De plus, ils suscitent des critiquent sur les plans de la santé et des libertés individuelles : leurs radiofréquences ne sont pas sans présenter des risques cancérigènes et on peut redouter des dérives policières et commerciales, les opérateurs pouvant dresser des profils de consommateurs et connaître, à chaque instant, votre localisation dans votre résidence. Un rapport produit par la société d’audit Ernst & Young a même conduit le ministère de l’économie allemand à rejeter leur installation.

M. Ladislas Poniatowski, au nom de la commission des affaires économiques. – Des compteurs Linky, il y en a des millions en France. Deux expérimentations, en Indre-et-Loire et à Lyon, ont donné des résultats probants. Leur déploiement prendra sept ans environ. Le point faible de ces systèmes est le retour d’information pour les consommateurs : tout le monde n’a pas Internet. De plus, le compteur n’est pas toujours installé dans les habitations, au risque de diviser les Français entre ceux qui ont accès à leurs informations de consommation et les autres.

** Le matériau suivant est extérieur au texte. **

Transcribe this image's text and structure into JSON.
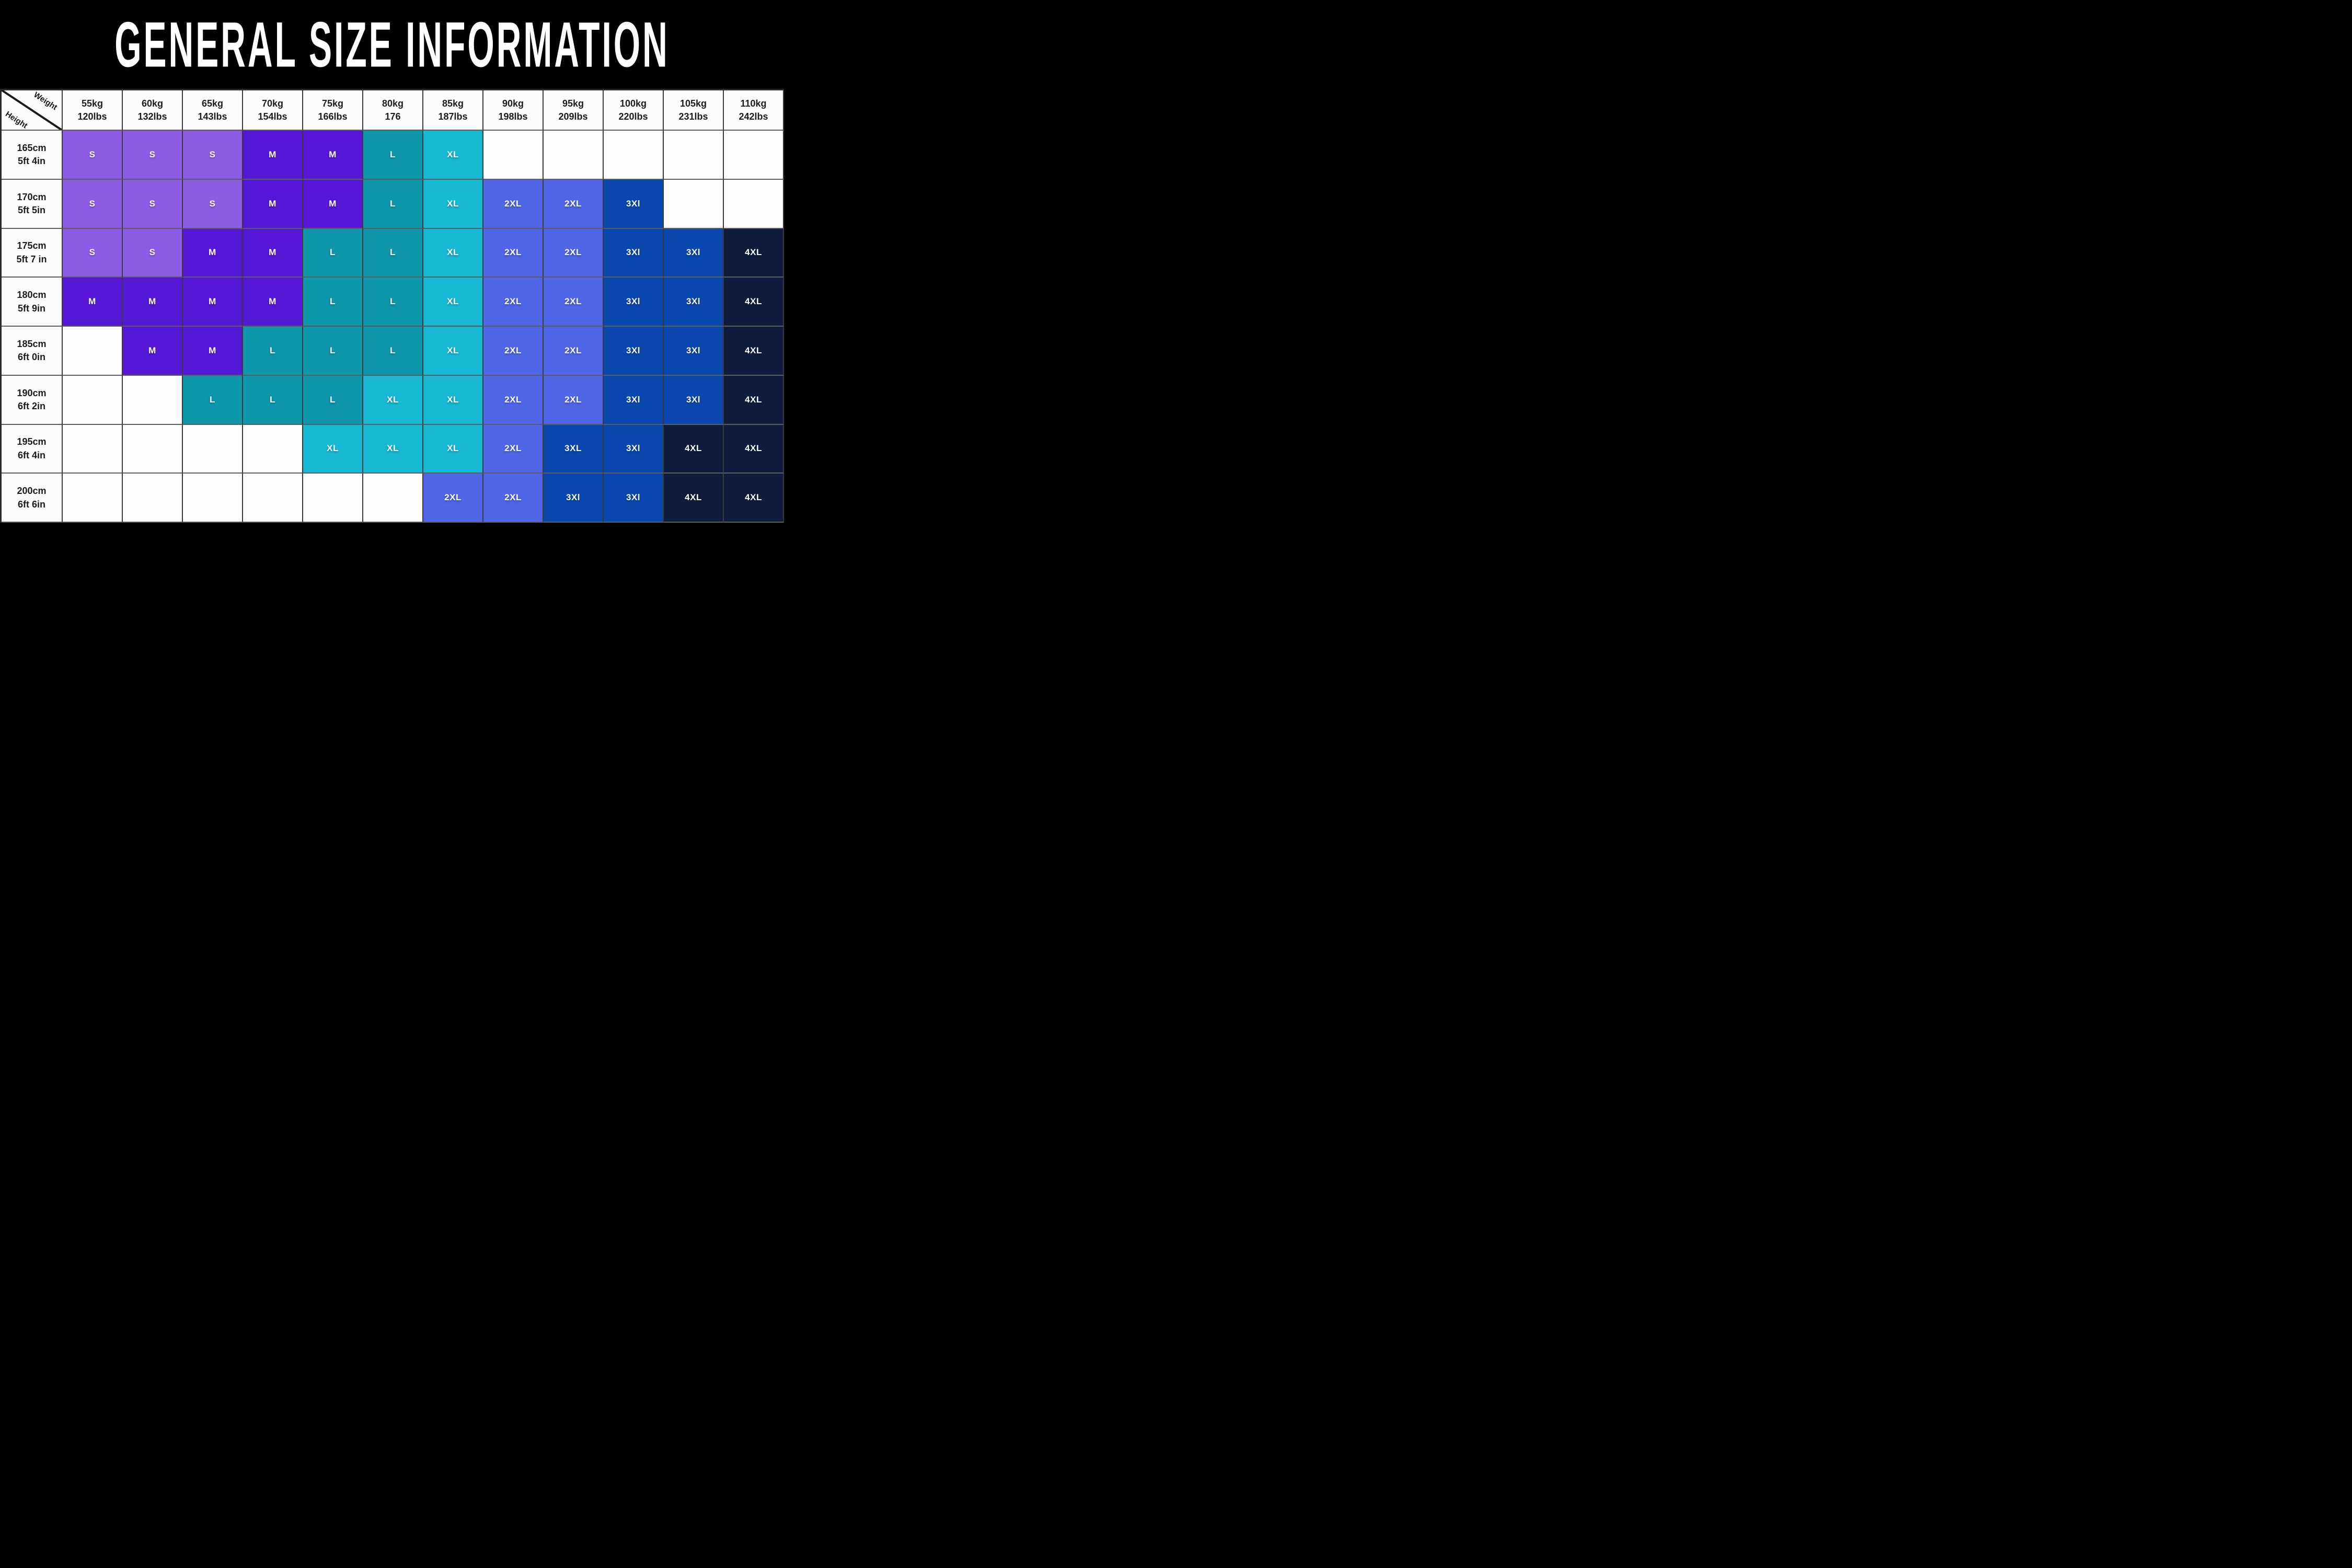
{
  "title": "GENERAL SIZE INFORMATION",
  "chart_data": {
    "type": "table",
    "title": "GENERAL SIZE INFORMATION",
    "x_label": "Weight",
    "y_label": "Height",
    "columns": [
      {
        "kg": "55kg",
        "lbs": "120lbs"
      },
      {
        "kg": "60kg",
        "lbs": "132lbs"
      },
      {
        "kg": "65kg",
        "lbs": "143lbs"
      },
      {
        "kg": "70kg",
        "lbs": "154lbs"
      },
      {
        "kg": "75kg",
        "lbs": "166lbs"
      },
      {
        "kg": "80kg",
        "lbs": "176"
      },
      {
        "kg": "85kg",
        "lbs": "187lbs"
      },
      {
        "kg": "90kg",
        "lbs": "198lbs"
      },
      {
        "kg": "95kg",
        "lbs": "209lbs"
      },
      {
        "kg": "100kg",
        "lbs": "220lbs"
      },
      {
        "kg": "105kg",
        "lbs": "231lbs"
      },
      {
        "kg": "110kg",
        "lbs": "242lbs"
      }
    ],
    "rows": [
      {
        "cm": "165cm",
        "ftin": "5ft 4in",
        "cells": [
          "S",
          "S",
          "S",
          "M",
          "M",
          "L",
          "XL",
          "",
          "",
          "",
          "",
          ""
        ]
      },
      {
        "cm": "170cm",
        "ftin": "5ft 5in",
        "cells": [
          "S",
          "S",
          "S",
          "M",
          "M",
          "L",
          "XL",
          "2XL",
          "2XL",
          "3Xl",
          "",
          ""
        ]
      },
      {
        "cm": "175cm",
        "ftin": "5ft 7 in",
        "cells": [
          "S",
          "S",
          "M",
          "M",
          "L",
          "L",
          "XL",
          "2XL",
          "2XL",
          "3Xl",
          "3Xl",
          "4XL"
        ]
      },
      {
        "cm": "180cm",
        "ftin": "5ft 9in",
        "cells": [
          "M",
          "M",
          "M",
          "M",
          "L",
          "L",
          "XL",
          "2XL",
          "2XL",
          "3Xl",
          "3Xl",
          "4XL"
        ]
      },
      {
        "cm": "185cm",
        "ftin": "6ft 0in",
        "cells": [
          "",
          "M",
          "M",
          "L",
          "L",
          "L",
          "XL",
          "2XL",
          "2XL",
          "3Xl",
          "3Xl",
          "4XL"
        ]
      },
      {
        "cm": "190cm",
        "ftin": "6ft 2in",
        "cells": [
          "",
          "",
          "L",
          "L",
          "L",
          "XL",
          "XL",
          "2XL",
          "2XL",
          "3Xl",
          "3Xl",
          "4XL"
        ]
      },
      {
        "cm": "195cm",
        "ftin": "6ft 4in",
        "cells": [
          "",
          "",
          "",
          "",
          "XL",
          "XL",
          "XL",
          "2XL",
          "3XL",
          "3Xl",
          "4XL",
          "4XL"
        ]
      },
      {
        "cm": "200cm",
        "ftin": "6ft 6in",
        "cells": [
          "",
          "",
          "",
          "",
          "",
          "",
          "2XL",
          "2XL",
          "3Xl",
          "3Xl",
          "4XL",
          "4XL"
        ]
      }
    ],
    "palette": {
      "S": "#8a5de4",
      "M": "#5618d6",
      "L": "#0e96aa",
      "XL": "#16b8d3",
      "2XL": "#4f66e6",
      "3XL": "#0a48b0",
      "3Xl": "#0a48b0",
      "4XL": "#101c3e"
    },
    "colors": {
      "band_background": "#000000",
      "title_text": "#ffffff",
      "table_background": "#fdfdfd",
      "header_text": "#1b1b1b",
      "cell_text": "#ffffff",
      "grid_line": "#3a3a3a"
    }
  }
}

Retrait ?

Mme Ségolène Royal, ministre. – Même avis !

Mme Annick Billon. – Je le maintiens. Nous n’avons pas suffisamment de recul sur ces compteurs.

M. Gérard Longuet. – Cet amendement me gêne : faut-il condamner cette innovation au nom du principe de précaution ? Cet amendement paralyserait complètement une gestion réactive au plus près de la consommation. Bien que n’étant pas compétent sur le plan de la santé, je me souviens qu’en 1986-88, quand nous avons mis en place la norme GSM, les mêmes craintes se sont exprimées et je ne crois pas que les millions de Français qui l’utilisent depuis lors sont tombés malades…

M. Jean-Claude Lenoir, président de la commission des affaires économiques. – Le rapporteur est trop modeste. Nous avons réalisé ensemble – j’étais alors député – un rapport sur le compteur Linky. Je suis surpris que chaque progrès technique suscite autant d’inquiétudes. Il y a eu des expérimentations concluantes. L’Italie a été le premier pays à généraliser son usage. Son lancement en France a créé de nombreux emplois. Un marché s’ouvre : les Chinois sont intéressés.

Mme Chantal Jouanno. – Monsieur Longuet, nulle part il n’est fait allusion au principe de précaution dans cet amendement modeste qui demande simplement un rapport…

M. Ladislas Poniatowski, au nom de la commission des affaires économiques. – Un rapport !

Mme Chantal Jouanno. – … à l’Agence nationale de sécurité sanitaire de l’alimentation, de l’environnement et du travail (Anses). Cela devrait vous satisfaire, vous qui demandez toujours des études scientifiques.

Enfin, une étude récente a démontré les risques que présente l’utilisation du téléphone portable pour les enfants.

M. Gérard Longuet. – C’est vrai.

L’amendement n°218 rectifié ter n’est pas adopté.